Para aumentar o número de pessoas em tratamento, o professor considera indispensável ampliar o acesso ao teste rápido de HIV – tecnologia já disponível no SUS. “O Brasil ainda apresenta um índice elevado de diagnósticos tardios de aids e em muitos casos o paciente só começa a ser tratado quando já apresenta infecções oportunistas”, destaca. “Anualmente são registradas no País, em média, 11 mil mortes em consequência da aids. Boa parte podia ser evitada.”

Tratamento

Scheffer aponta que o aumento do número de pacientes tratados ajudará a reduzir a transmissão do vírus, e consequentemente, o número de casos da doença. “A partir de 2008, a comunidade científica começou a discutir o uso dos antirretrovirais para prevenir a transmissão do HIV”, afirma. “No ano passado o governo federal alterou o indicador de contagem de linfócitos necessário para iniciar o tratamento, de modo que seja iniciado mais precocemente”.

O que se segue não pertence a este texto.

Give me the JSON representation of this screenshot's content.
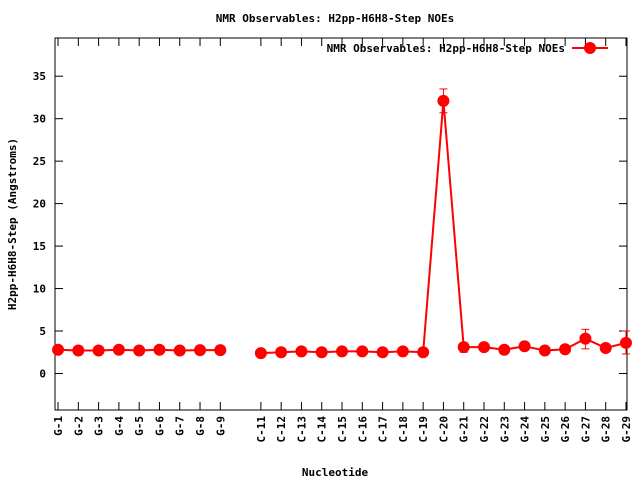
{
  "chart_data": {
    "type": "line",
    "title": "NMR Observables: H2pp-H6H8-Step NOEs",
    "xlabel": "Nucleotide",
    "ylabel": "H2pp-H6H8-Step (Angstroms)",
    "ylim": [
      -4.3,
      39.5
    ],
    "yticks": [
      0,
      5,
      10,
      15,
      20,
      25,
      30,
      35
    ],
    "grid": false,
    "legend_position": "top-right",
    "xlim": [
      0.85,
      29.05
    ],
    "categories": [
      "G-1",
      "G-2",
      "G-3",
      "G-4",
      "G-5",
      "G-6",
      "G-7",
      "G-8",
      "G-9",
      "C-11",
      "C-12",
      "C-13",
      "C-14",
      "C-15",
      "C-16",
      "C-17",
      "C-18",
      "C-19",
      "C-20",
      "G-21",
      "G-22",
      "G-23",
      "G-24",
      "G-25",
      "G-26",
      "G-27",
      "G-28",
      "G-29"
    ],
    "x": [
      1,
      2,
      3,
      4,
      5,
      6,
      7,
      8,
      9,
      11,
      12,
      13,
      14,
      15,
      16,
      17,
      18,
      19,
      20,
      21,
      22,
      23,
      24,
      25,
      26,
      27,
      28,
      29
    ],
    "series": [
      {
        "name": "NMR Observables: H2pp-H6H8-Step NOEs",
        "color": "#ff0000",
        "values": [
          2.8,
          2.7,
          2.7,
          2.8,
          2.7,
          2.8,
          2.7,
          2.75,
          2.75,
          2.4,
          2.5,
          2.6,
          2.5,
          2.6,
          2.6,
          2.5,
          2.6,
          2.5,
          32.1,
          3.1,
          3.1,
          2.8,
          3.2,
          2.7,
          2.85,
          4.1,
          3.0,
          3.6
        ],
        "err_low": [
          2.7,
          2.6,
          2.6,
          2.7,
          2.6,
          2.7,
          2.6,
          2.65,
          2.65,
          2.3,
          2.4,
          2.5,
          2.4,
          2.5,
          2.5,
          2.4,
          2.5,
          2.4,
          30.7,
          2.5,
          2.9,
          2.6,
          2.9,
          2.5,
          2.6,
          2.9,
          2.8,
          2.3
        ],
        "err_high": [
          2.9,
          2.8,
          2.8,
          2.9,
          2.8,
          2.9,
          2.8,
          2.85,
          2.85,
          2.5,
          2.6,
          2.7,
          2.6,
          2.7,
          2.7,
          2.6,
          2.7,
          2.6,
          33.5,
          3.6,
          3.3,
          3.0,
          3.5,
          2.9,
          3.1,
          5.2,
          3.2,
          5.0
        ]
      }
    ]
  }
}
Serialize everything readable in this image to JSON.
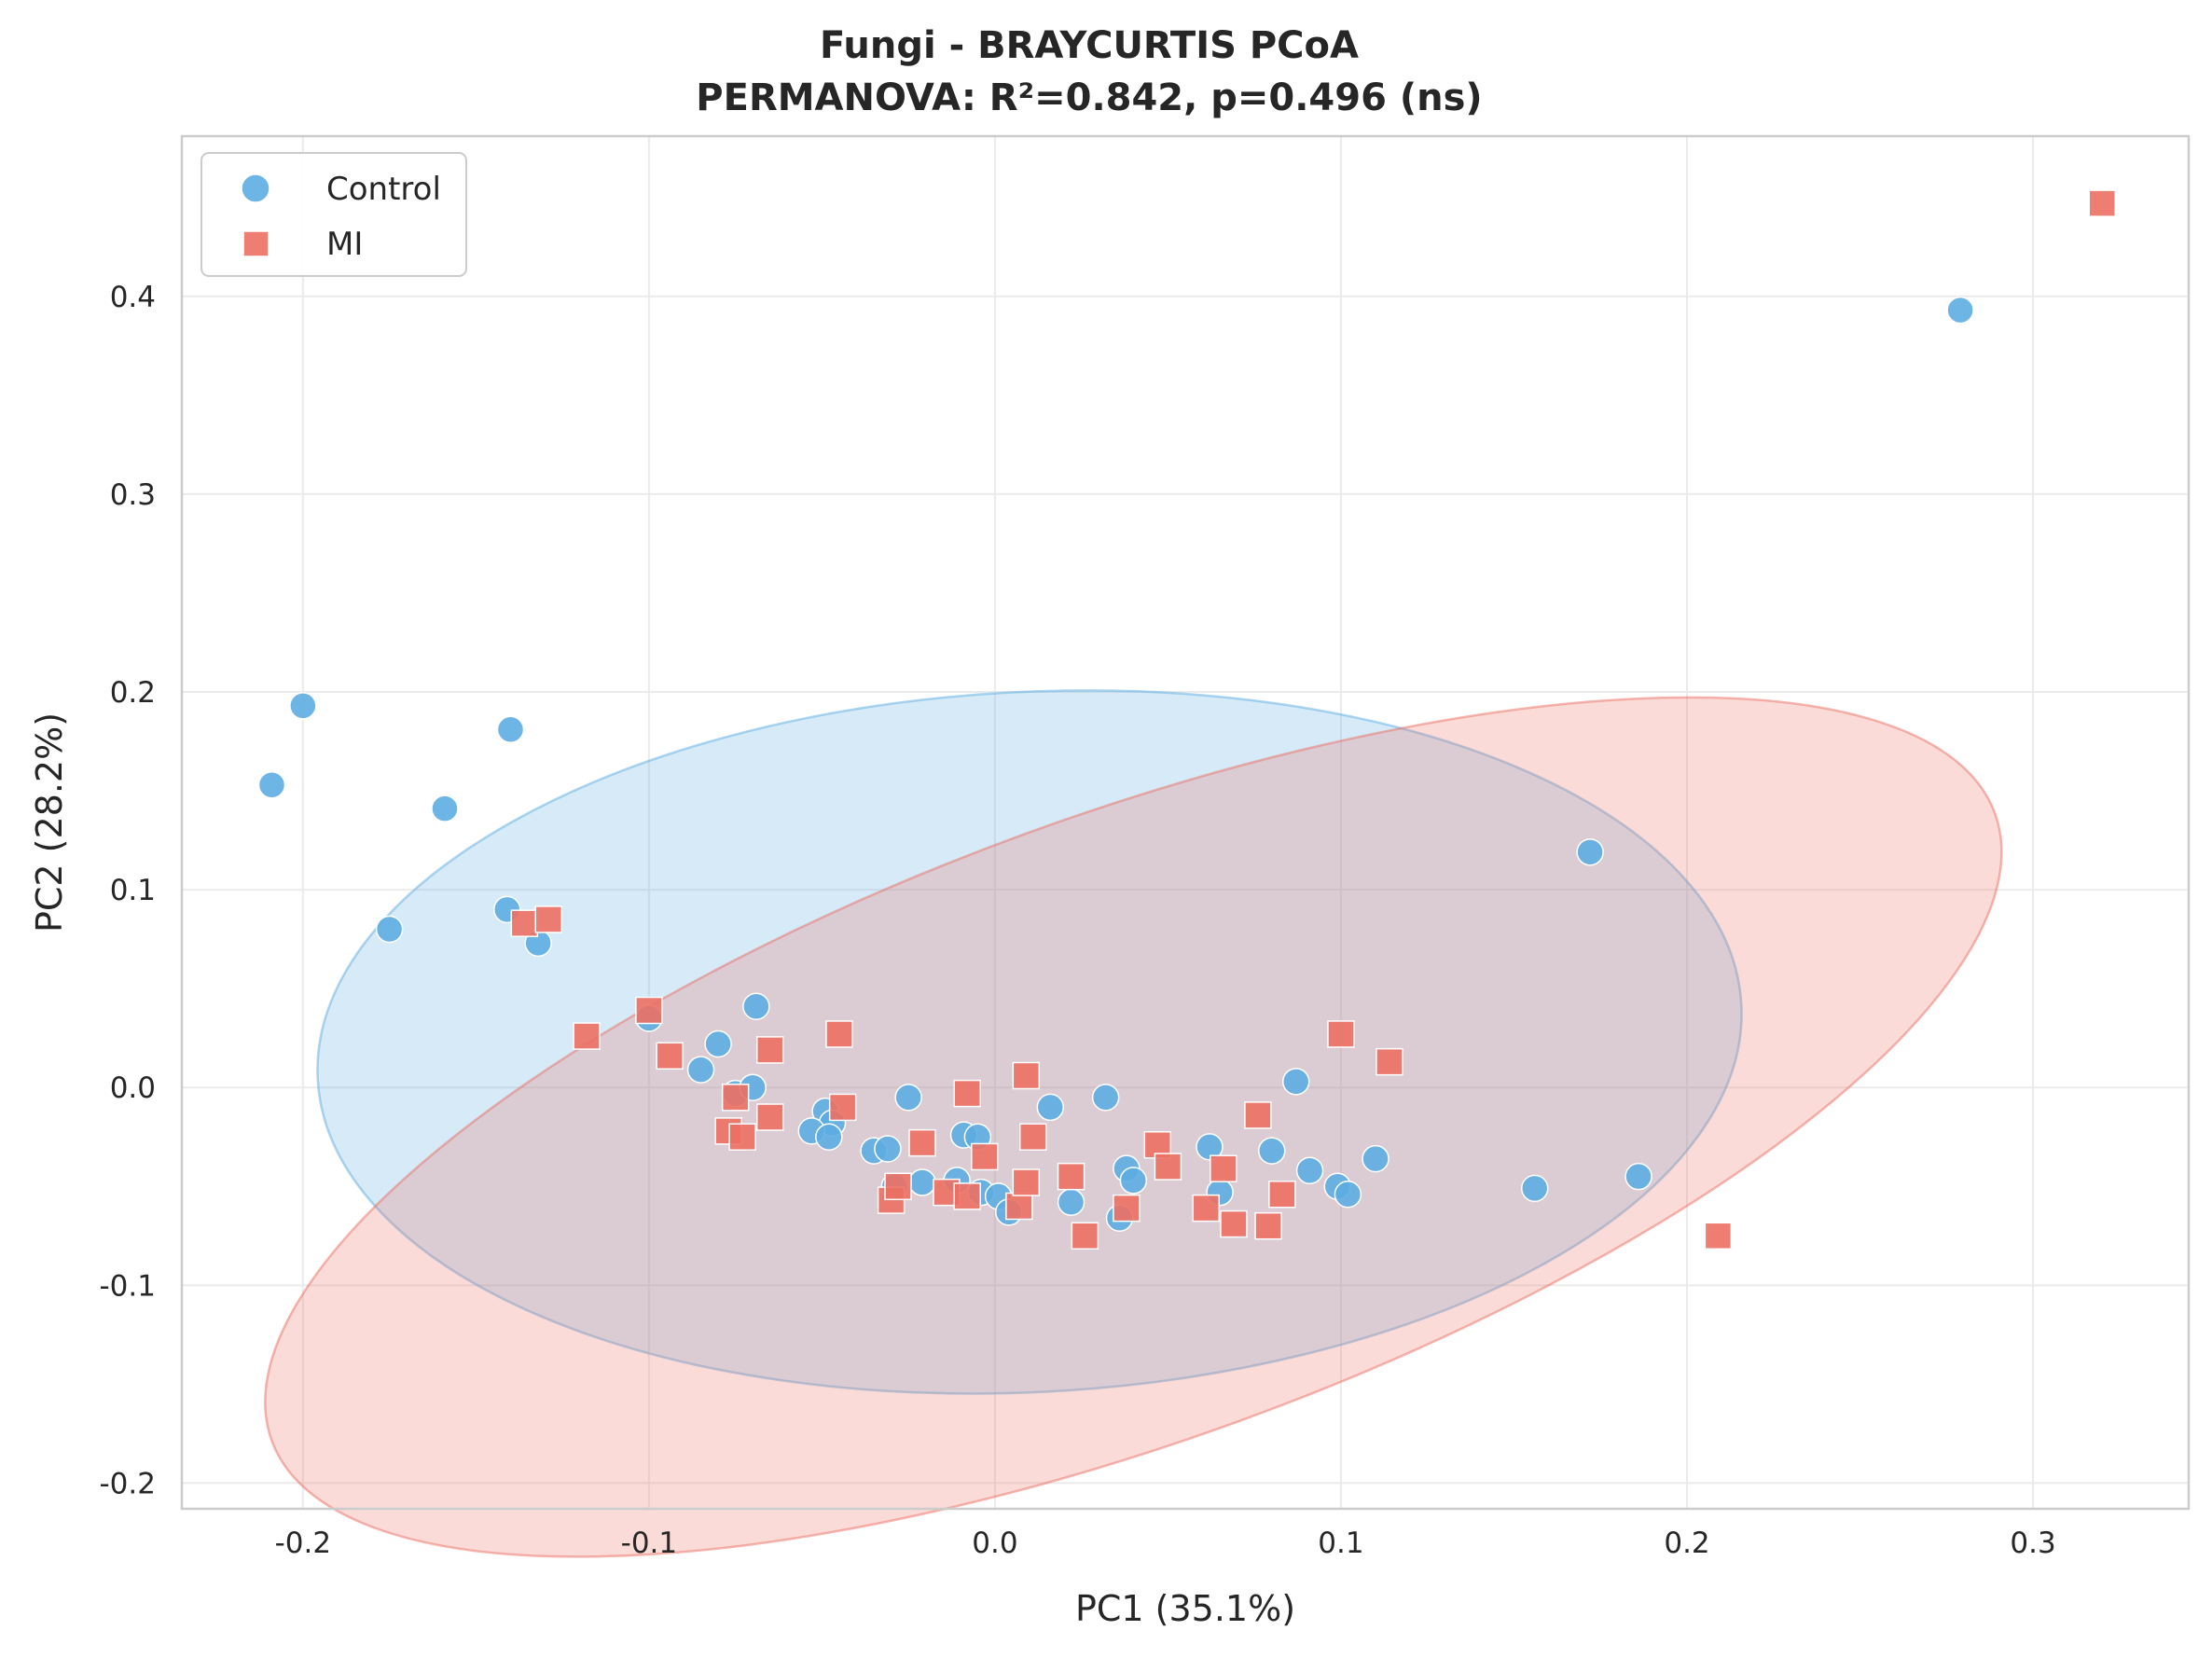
{
  "chart_data": {
    "type": "scatter",
    "title": "Fungi - BRAYCURTIS PCoA",
    "subtitle": "PERMANOVA: R²=0.842, p=0.496 (ns)",
    "xlabel": "PC1 (35.1%)",
    "ylabel": "PC2 (28.2%)",
    "xlim": [
      -0.235,
      0.345
    ],
    "ylim": [
      -0.213,
      0.481
    ],
    "xticks": [
      -0.2,
      -0.1,
      0.0,
      0.1,
      0.2,
      0.3
    ],
    "xtick_labels": [
      "-0.2",
      "-0.1",
      "0.0",
      "0.1",
      "0.2",
      "0.3"
    ],
    "yticks": [
      -0.2,
      -0.1,
      0.0,
      0.1,
      0.2,
      0.3,
      0.4
    ],
    "ytick_labels": [
      "-0.2",
      "-0.1",
      "0.0",
      "0.1",
      "0.2",
      "0.3",
      "0.4"
    ],
    "grid": true,
    "legend_position": "top-left",
    "series": [
      {
        "name": "Control",
        "marker": "circle",
        "color": "#5DADE2",
        "ellipse": {
          "cx": 0.01,
          "cy": 0.023,
          "rx": 0.206,
          "ry": 0.177,
          "angle_deg": -3
        },
        "points": [
          [
            -0.2,
            0.193
          ],
          [
            -0.209,
            0.153
          ],
          [
            -0.14,
            0.181
          ],
          [
            -0.159,
            0.141
          ],
          [
            -0.175,
            0.08
          ],
          [
            -0.141,
            0.09
          ],
          [
            -0.132,
            0.073
          ],
          [
            0.172,
            0.119
          ],
          [
            0.279,
            0.393
          ],
          [
            0.186,
            -0.045
          ],
          [
            0.156,
            -0.051
          ],
          [
            -0.1,
            0.035
          ],
          [
            -0.08,
            0.022
          ],
          [
            -0.085,
            0.009
          ],
          [
            -0.069,
            0.041
          ],
          [
            -0.075,
            -0.003
          ],
          [
            -0.07,
            0.0
          ],
          [
            -0.049,
            -0.012
          ],
          [
            -0.047,
            -0.018
          ],
          [
            -0.053,
            -0.022
          ],
          [
            -0.048,
            -0.025
          ],
          [
            -0.035,
            -0.032
          ],
          [
            -0.031,
            -0.031
          ],
          [
            -0.029,
            -0.05
          ],
          [
            -0.025,
            -0.005
          ],
          [
            -0.021,
            -0.048
          ],
          [
            -0.011,
            -0.047
          ],
          [
            -0.009,
            -0.024
          ],
          [
            -0.005,
            -0.025
          ],
          [
            -0.004,
            -0.053
          ],
          [
            0.001,
            -0.055
          ],
          [
            0.004,
            -0.063
          ],
          [
            0.016,
            -0.01
          ],
          [
            0.022,
            -0.058
          ],
          [
            0.032,
            -0.005
          ],
          [
            0.036,
            -0.066
          ],
          [
            0.038,
            -0.041
          ],
          [
            0.04,
            -0.047
          ],
          [
            0.062,
            -0.03
          ],
          [
            0.065,
            -0.053
          ],
          [
            0.08,
            -0.032
          ],
          [
            0.087,
            0.003
          ],
          [
            0.091,
            -0.042
          ],
          [
            0.099,
            -0.05
          ],
          [
            0.102,
            -0.054
          ],
          [
            0.11,
            -0.036
          ]
        ]
      },
      {
        "name": "MI",
        "marker": "square",
        "color": "#EC7063",
        "ellipse": {
          "cx": 0.04,
          "cy": -0.02,
          "rx": 0.265,
          "ry": 0.158,
          "angle_deg": -20
        },
        "points": [
          [
            0.32,
            0.447
          ],
          [
            0.209,
            -0.075
          ],
          [
            -0.136,
            0.083
          ],
          [
            -0.129,
            0.085
          ],
          [
            -0.118,
            0.026
          ],
          [
            -0.1,
            0.039
          ],
          [
            -0.094,
            0.016
          ],
          [
            -0.065,
            0.019
          ],
          [
            -0.045,
            0.027
          ],
          [
            -0.044,
            -0.01
          ],
          [
            -0.075,
            -0.005
          ],
          [
            -0.077,
            -0.022
          ],
          [
            -0.073,
            -0.025
          ],
          [
            -0.065,
            -0.015
          ],
          [
            -0.03,
            -0.057
          ],
          [
            -0.028,
            -0.05
          ],
          [
            -0.021,
            -0.028
          ],
          [
            -0.014,
            -0.053
          ],
          [
            -0.008,
            -0.055
          ],
          [
            -0.008,
            -0.003
          ],
          [
            -0.003,
            -0.035
          ],
          [
            0.007,
            -0.06
          ],
          [
            0.009,
            -0.048
          ],
          [
            0.009,
            0.006
          ],
          [
            0.011,
            -0.025
          ],
          [
            0.022,
            -0.045
          ],
          [
            0.026,
            -0.075
          ],
          [
            0.038,
            -0.061
          ],
          [
            0.047,
            -0.029
          ],
          [
            0.05,
            -0.04
          ],
          [
            0.061,
            -0.061
          ],
          [
            0.066,
            -0.041
          ],
          [
            0.069,
            -0.069
          ],
          [
            0.076,
            -0.014
          ],
          [
            0.079,
            -0.07
          ],
          [
            0.083,
            -0.054
          ],
          [
            0.1,
            0.027
          ],
          [
            0.114,
            0.013
          ]
        ]
      }
    ]
  }
}
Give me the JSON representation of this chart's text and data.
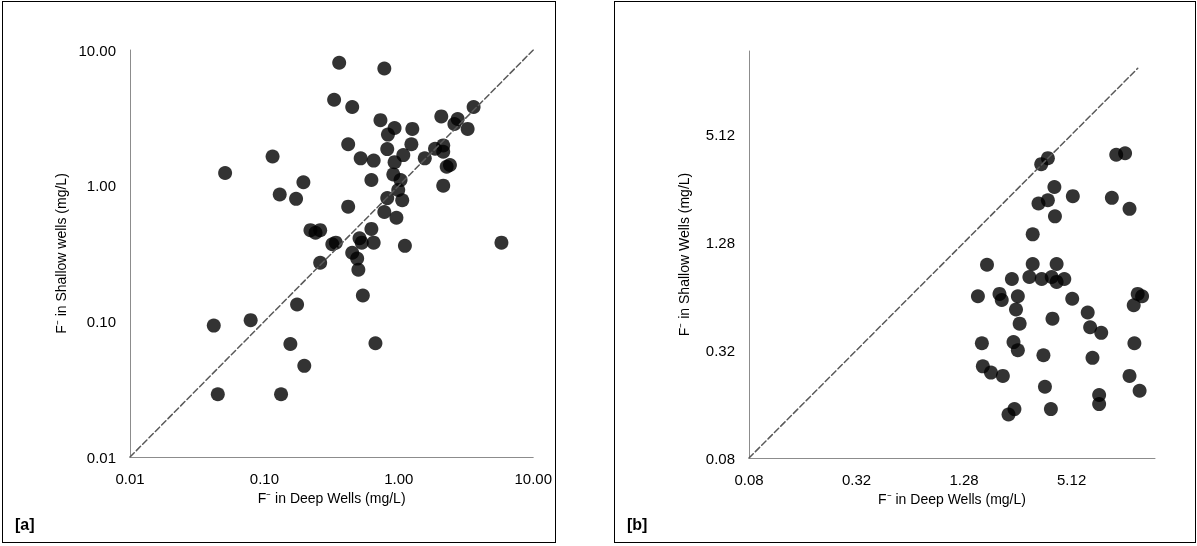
{
  "chart_data": [
    {
      "type": "scatter",
      "xlabel": "F⁻ in Deep Wells (mg/L)",
      "ylabel": "F⁻ in Shallow wells (mg/L)",
      "annotations": [
        "[a]"
      ],
      "log": "xy",
      "marker": "circle",
      "xlim": [
        0.01,
        10
      ],
      "ylim": [
        0.01,
        10
      ],
      "xticks": [
        {
          "value": 0.01,
          "label": "0.01"
        },
        {
          "value": 0.1,
          "label": "0.10"
        },
        {
          "value": 1,
          "label": "1.00"
        },
        {
          "value": 10,
          "label": "10.00"
        }
      ],
      "yticks": [
        {
          "value": 0.01,
          "label": "0.01"
        },
        {
          "value": 0.1,
          "label": "0.10"
        },
        {
          "value": 1,
          "label": "1.00"
        },
        {
          "value": 10,
          "label": "10.00"
        }
      ],
      "series": [
        {
          "type": "line",
          "color": "#595959",
          "line_style": "dashed",
          "marker": "none",
          "x": [
            0.01,
            10
          ],
          "values": [
            0.01,
            10
          ]
        },
        {
          "color": "#000000",
          "x": [
            0.36,
            0.78,
            0.33,
            0.45,
            3.6,
            2.07,
            2.74,
            2.59,
            3.25,
            0.73,
            0.93,
            0.83,
            1.26,
            0.42,
            1.24,
            0.82,
            1.08,
            0.52,
            0.65,
            1.56,
            1.86,
            2.14,
            2.14,
            0.115,
            0.051,
            0.93,
            2.27,
            2.4,
            0.91,
            0.625,
            1.03,
            0.195,
            2.14,
            0.13,
            0.172,
            0.99,
            0.82,
            1.06,
            0.42,
            0.78,
            0.96,
            0.22,
            0.26,
            0.24,
            0.625,
            0.32,
            0.34,
            0.51,
            0.65,
            1.11,
            5.8,
            0.53,
            0.45,
            0.49,
            0.5,
            0.26,
            0.54,
            0.175,
            0.079,
            0.042,
            0.156,
            0.67,
            0.198,
            0.045,
            0.133
          ],
          "values": [
            8.05,
            7.3,
            4.3,
            3.8,
            3.8,
            3.24,
            3.1,
            2.85,
            2.62,
            3.04,
            2.66,
            2.38,
            2.62,
            2.02,
            2.02,
            1.86,
            1.68,
            1.59,
            1.53,
            1.59,
            1.87,
            1.98,
            1.78,
            1.64,
            1.24,
            1.49,
            1.38,
            1.42,
            1.21,
            1.1,
            1.1,
            1.06,
            1.0,
            0.86,
            0.8,
            0.93,
            0.81,
            0.78,
            0.7,
            0.64,
            0.58,
            0.47,
            0.47,
            0.45,
            0.48,
            0.37,
            0.38,
            0.41,
            0.38,
            0.36,
            0.38,
            0.38,
            0.32,
            0.29,
            0.24,
            0.27,
            0.155,
            0.133,
            0.102,
            0.093,
            0.068,
            0.069,
            0.047,
            0.029,
            0.029
          ]
        }
      ]
    },
    {
      "type": "scatter",
      "xlabel": "F⁻ in Deep Wells (mg/L)",
      "ylabel": "F⁻ in Shallow Wells (mg/L)",
      "annotations": [
        "[b]"
      ],
      "log": "xy",
      "marker": "circle",
      "xlim": [
        0.08,
        15
      ],
      "ylim": [
        0.08,
        15
      ],
      "xticks": [
        0.08,
        0.32,
        1.28,
        5.12
      ],
      "yticks": [
        0.08,
        0.32,
        1.28,
        5.12
      ],
      "series": [
        {
          "type": "line",
          "color": "#595959",
          "line_style": "dashed",
          "marker": "none",
          "x": [
            0.08,
            12
          ],
          "values": [
            0.08,
            12
          ]
        },
        {
          "color": "#000000",
          "x": [
            3.46,
            3.77,
            9.1,
            10.2,
            4.1,
            5.2,
            8.6,
            3.34,
            3.77,
            10.8,
            4.13,
            3.1,
            1.72,
            3.1,
            4.22,
            2.37,
            2.97,
            3.48,
            3.96,
            4.22,
            4.66,
            1.53,
            2.02,
            2.08,
            2.56,
            5.16,
            12.0,
            12.7,
            11.4,
            2.5,
            2.62,
            4.0,
            6.3,
            6.5,
            7.5,
            1.61,
            2.42,
            2.56,
            3.56,
            6.7,
            11.5,
            1.63,
            1.81,
            2.11,
            10.8,
            3.63,
            12.3,
            7.3,
            7.3,
            3.92,
            2.45,
            2.27
          ],
          "values": [
            3.5,
            3.78,
            3.95,
            4.03,
            2.61,
            2.32,
            2.27,
            2.11,
            2.2,
            1.97,
            1.79,
            1.42,
            0.96,
            0.97,
            0.97,
            0.8,
            0.82,
            0.8,
            0.82,
            0.77,
            0.8,
            0.64,
            0.66,
            0.61,
            0.64,
            0.62,
            0.66,
            0.64,
            0.57,
            0.54,
            0.45,
            0.48,
            0.52,
            0.43,
            0.4,
            0.35,
            0.355,
            0.32,
            0.3,
            0.29,
            0.35,
            0.26,
            0.24,
            0.23,
            0.23,
            0.2,
            0.19,
            0.18,
            0.16,
            0.15,
            0.15,
            0.14
          ]
        }
      ]
    }
  ]
}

O professor observa que a ampliação do acesso aos antirretrovirais obrigará o Brasil a manter a atenção com as questões de custos, patentes e produção de medicamentos genéricos. “No livro, é demonstrado que para garantir a sustentabilidade do programa brasileiro de aids, será necessária melhor regulamentação do processo de incorporação dos antirretrovirais, a começar pelas pesquisas clínicas, consenso terapêutico, mecanismos de registro, ações judiciais, atuação dos médicos e das empresas farmacêuticas”, destaca.

Formado em Comunicação Social pela Universidade Federal de Juiz de Fora (UFJF), Scheffer fez especialização em Saúde Pública pela Universidade Estadual de Campinas (Unicamp) e realizou mestrado, doutorado e pós-doutoramento no Departamento de Saúde Coletiva da FMUSP, onde hoje é professor. O especialista em saúde pública também preside o Grupo Pela Valorização, Integração e Dignidade do Doente de aids (Pela Vidda-SP).

O livro Coquetel: a incrível história dos antirretrovirais e do tratamento da aids no Brasil, foi lançado em 11 de dezembro pela editora Hucitec, em parceria com a Sociedade Brasileira de Vigilância de Medicamentos (Sobravime). O lançamento contou com o apoio da Fundação de Amparo à Pesquisa do Estado de São Paulo (Fapesp) e dos Programas Nacional e Estadual de DST-aids, dentre outras instituições. A obra tem 216 páginas e custa R$40,00.

* Publicado originalmente no site Agência USP.